Эммануэль взглянул на Вальяно. Он понял. С болью сиротства он смирился с детства. Но сейчас он понял больше, чем раньше. Его близкие спасены? Он ещё раз взглянул в лицо Вальяно и сжал зубы. Нет. Они — погибшие души. Это то, что Вальяно не хотел говорить ему. Ригель горестно вздохнул.
— Но разве справедливо, чтобы случайные люди стали жертвами проклятия и были обречены на гибель?
— Ты полагаешь, что если Нергал и Мормо были детьми чёрных родов, то они были обречены?

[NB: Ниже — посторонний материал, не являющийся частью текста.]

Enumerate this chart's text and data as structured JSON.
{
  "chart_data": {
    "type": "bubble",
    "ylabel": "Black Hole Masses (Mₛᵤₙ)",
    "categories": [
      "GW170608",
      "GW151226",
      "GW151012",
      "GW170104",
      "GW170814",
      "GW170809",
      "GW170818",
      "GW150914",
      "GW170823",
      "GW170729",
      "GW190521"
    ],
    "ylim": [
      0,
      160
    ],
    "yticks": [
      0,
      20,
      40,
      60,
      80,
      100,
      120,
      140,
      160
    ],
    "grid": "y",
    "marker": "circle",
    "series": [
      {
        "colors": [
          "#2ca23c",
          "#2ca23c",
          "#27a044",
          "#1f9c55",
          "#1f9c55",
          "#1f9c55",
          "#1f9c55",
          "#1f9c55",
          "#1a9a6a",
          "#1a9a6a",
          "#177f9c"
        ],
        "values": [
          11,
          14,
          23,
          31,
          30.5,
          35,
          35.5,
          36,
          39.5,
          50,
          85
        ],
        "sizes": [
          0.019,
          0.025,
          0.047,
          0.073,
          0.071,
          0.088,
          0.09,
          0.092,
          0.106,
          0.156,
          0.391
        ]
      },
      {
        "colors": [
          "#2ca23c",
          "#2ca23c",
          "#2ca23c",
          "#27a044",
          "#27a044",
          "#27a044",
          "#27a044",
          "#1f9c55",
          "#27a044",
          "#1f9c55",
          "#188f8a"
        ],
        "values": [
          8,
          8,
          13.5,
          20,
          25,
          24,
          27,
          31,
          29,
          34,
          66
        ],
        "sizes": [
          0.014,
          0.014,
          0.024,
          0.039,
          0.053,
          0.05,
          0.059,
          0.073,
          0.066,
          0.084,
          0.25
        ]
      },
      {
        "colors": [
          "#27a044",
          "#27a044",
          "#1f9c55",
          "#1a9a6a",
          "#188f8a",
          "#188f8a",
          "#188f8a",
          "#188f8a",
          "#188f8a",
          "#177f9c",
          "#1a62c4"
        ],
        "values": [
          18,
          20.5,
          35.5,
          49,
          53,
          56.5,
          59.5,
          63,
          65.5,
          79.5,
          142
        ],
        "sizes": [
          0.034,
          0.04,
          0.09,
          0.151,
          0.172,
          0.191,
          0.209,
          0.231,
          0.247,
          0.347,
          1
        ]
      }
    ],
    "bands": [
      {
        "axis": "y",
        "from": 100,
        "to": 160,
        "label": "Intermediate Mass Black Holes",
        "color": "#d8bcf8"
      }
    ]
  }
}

— А что они могли сделать?
— Да то же, что и Риммон, — отречься от дьявола. То же, что и Хамал, — смирить гордыню и осознать собственную греховность. То же, что и Невер — всей душой взалкать Бога. Да и кто сказал тебе, что проклятие способно пасть на случайного человека? Случайности лишь кажутся таковыми, изыскания твоего друга-книжника, увы, подтверждают это. Клеймо дьявола отметило его слуг и оставалось в веках только на его адептах… — Он помолчал, а потом тихо продолжил. — Вас спасла Любовь Божья, явленная вами в готовности умереть друг за друга. Это — высшее, на что способен на земле Человек. И ещё, тебя порадует это известие — Максимилиан, твой духовный отец, пребывает ныне в сонме святых. Эта радость тебе нужна. — Он осенил место у стены знамением креста, и потрясённый Эммануэль увидел аббата, лицо которого помолодело лет на сорок. Caro padre…
И снова запахло орехами и лигуструмом, греческим ладаном и сосновой хвоей. Аббат посмотрел на своего духовного сына и улыбнулся ему. Эммануэль улыбнулся в ответ, и на глаза его навернулись слёзы. Ему хотелось, чтобы отец Максимилиан благословил его, но тот неожиданно приветствовал его как священника, потом — стал медленно исчезать, точно таять в воздухе. Ригель долго смотрел на то место, где стоял его наставник. Наконец, он опомнился.
— А… Симона?
— Безвременная и мученическая кончина омоет её прегрешения. Молись о ней.